Miao et al (2020)⁷ conducted a retrospective study to evaluate the effectiveness and safety of rivaroxaban vs apixaban in AF patients with ESRD and/or receiving dialysis in routine practice. The study performed claims database analysis using US IBM MarketScan data from January 1, 2014, to December 31, 2017. MarketScan captured enrollment records, demographics, International Classification of Diseases, Tenth-Revision (ICD-10) diagnosis codes (and cross-walked ICD-9 codes), procedure codes, admission and discharge dates, outpatient medical services data, and prescription dispensing records.

• The study included adults with ≥12 months of continuous medical and prescription insurance coverage prior to OAC initiation, who were OAC-naïve during the 12 months prior to the first qualifying rivaroxaban or apixaban dispensing, had ≥2-inpatient or outpatient codes in any position for atrial fibrillation without codes suggesting valvular heart disease and had comorbid ESRD or receiving dialysis.
• The primary effectiveness outcome was the composite of stroke and systemic embolism (SSE), including ischemic or hemorrhagic stroke or systemic embolism.
• The primary safety outcome was major bleeding. It was identified using a validated algorithm for detecting bleeding-related hospitalizations.
• All patients were followed until outcome occurrence, insurance disenrollment, or end-of-claims data availability.
• The study identified 787 rivaroxaban (28.8% received a dose <20 mg/d) and 1836 apixaban (28.9% received a dose <10 mg/d) users. Median (25, 75% range) CHA2DS2VASc score was 3 (2, 4). Duration of available follow-up was 0.87 (range: 0.38 - 1.56) years, and time on index OAC was 119 (range: 31 - 289) days. A total of 1493 (56.9%) of the patients discontinued index OAC during follow-up.
• Analysis did not identify difference in the relative hazard of SSE, ischemic stroke, major bleeding, or any major bleeding subtype between rivaroxaban and apixaban users (P>0.57 for all).
  • In the XARELTO vs apixaban groups, the event rates per 100 person-years (PYs) for stroke/SE, ischemic stroke, and major bleeding were 1.27 vs 1.26 (HR, 1.18; 95% CI, 0.53-2.63), 1.01 vs 1.03 (HR, 1.12; 95% CI, 0.45-2.76), and 3.73 vs 3.49 (HR, 1; 95% CI, 0.63-1.58), respectively.
• Upon subgroup analysis, no statistical interactions were observed for any subgroup for either the SSE or major bleeding outcome (P-interaction ≥0.23 for all).
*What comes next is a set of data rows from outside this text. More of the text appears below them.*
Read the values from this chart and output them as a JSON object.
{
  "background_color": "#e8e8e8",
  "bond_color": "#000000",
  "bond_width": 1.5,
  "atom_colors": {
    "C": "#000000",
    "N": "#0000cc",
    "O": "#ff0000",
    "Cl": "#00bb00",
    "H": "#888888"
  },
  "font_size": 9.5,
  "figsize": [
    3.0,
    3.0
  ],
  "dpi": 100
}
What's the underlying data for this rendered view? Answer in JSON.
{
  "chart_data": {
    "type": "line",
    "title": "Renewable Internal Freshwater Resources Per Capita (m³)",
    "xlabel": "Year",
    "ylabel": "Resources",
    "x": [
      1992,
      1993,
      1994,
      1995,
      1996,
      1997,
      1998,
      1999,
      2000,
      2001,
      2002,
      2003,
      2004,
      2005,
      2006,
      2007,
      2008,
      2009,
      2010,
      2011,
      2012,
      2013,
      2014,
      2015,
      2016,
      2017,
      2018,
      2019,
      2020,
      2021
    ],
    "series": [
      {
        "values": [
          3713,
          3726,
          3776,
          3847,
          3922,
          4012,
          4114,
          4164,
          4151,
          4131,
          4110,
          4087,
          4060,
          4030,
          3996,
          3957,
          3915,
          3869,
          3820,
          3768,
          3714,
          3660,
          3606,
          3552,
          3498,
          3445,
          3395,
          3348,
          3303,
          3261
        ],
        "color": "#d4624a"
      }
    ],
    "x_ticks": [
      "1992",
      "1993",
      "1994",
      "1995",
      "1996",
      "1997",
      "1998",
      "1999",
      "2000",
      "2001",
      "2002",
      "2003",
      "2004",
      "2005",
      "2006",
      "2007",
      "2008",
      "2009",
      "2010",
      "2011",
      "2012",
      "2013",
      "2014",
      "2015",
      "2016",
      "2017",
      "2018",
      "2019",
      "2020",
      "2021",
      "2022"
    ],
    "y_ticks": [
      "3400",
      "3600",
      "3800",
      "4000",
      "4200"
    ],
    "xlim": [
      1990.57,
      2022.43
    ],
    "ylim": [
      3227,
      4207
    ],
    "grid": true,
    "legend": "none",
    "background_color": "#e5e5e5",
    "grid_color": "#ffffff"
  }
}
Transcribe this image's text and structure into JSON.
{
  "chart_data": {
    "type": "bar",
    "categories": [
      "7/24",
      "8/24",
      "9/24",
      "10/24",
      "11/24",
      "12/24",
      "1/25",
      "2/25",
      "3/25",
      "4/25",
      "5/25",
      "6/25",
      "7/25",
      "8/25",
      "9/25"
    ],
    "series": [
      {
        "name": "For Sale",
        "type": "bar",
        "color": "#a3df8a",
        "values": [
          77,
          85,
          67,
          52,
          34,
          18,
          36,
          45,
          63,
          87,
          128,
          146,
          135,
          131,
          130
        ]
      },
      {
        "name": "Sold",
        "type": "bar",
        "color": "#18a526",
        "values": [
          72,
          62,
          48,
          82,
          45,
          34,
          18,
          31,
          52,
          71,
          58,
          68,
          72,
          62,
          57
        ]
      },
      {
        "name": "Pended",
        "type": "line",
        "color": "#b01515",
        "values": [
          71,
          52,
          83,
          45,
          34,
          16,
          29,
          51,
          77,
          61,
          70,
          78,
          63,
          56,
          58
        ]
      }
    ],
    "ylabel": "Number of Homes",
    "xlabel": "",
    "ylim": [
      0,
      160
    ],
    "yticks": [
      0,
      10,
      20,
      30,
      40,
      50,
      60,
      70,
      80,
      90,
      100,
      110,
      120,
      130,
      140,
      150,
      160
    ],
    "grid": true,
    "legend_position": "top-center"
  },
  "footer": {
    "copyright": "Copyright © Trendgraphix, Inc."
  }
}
SYSTEMATIC REVIEW AND META-ANALYSIS

Abdullah, et al (2021)⁸ conducted a systematic review and meta-analysis, using an electronic database search of studies evaluating direct oral anticoagulants in patients with atrial fibrillation and concomitant end stage renal disease (databases were last accessed in December 2019). Eight articles were identified for quantitative analysis (6 for apixaban and 3 for XARELTO). The three XARELTO studies included 2196 patients on XARELTO and 15,705 on warfarin.

• In the pooled analysis of XARELTO compared with warfarin, there was no significant difference in the risk of major bleeding (HR, 0.95; 95% CI, 0.50–1.81; P=0.88) or stroke events (HR, 1.39; 95% CI, 0.59–3.29; P=0.45).

LITERATURE SEARCH

A literature search of MEDLINE^®, EMBASE^®, BIOSIS Previews^®, Derwent^® (and/or other resources, including internal/external databases) was conducted on 19 November 2024.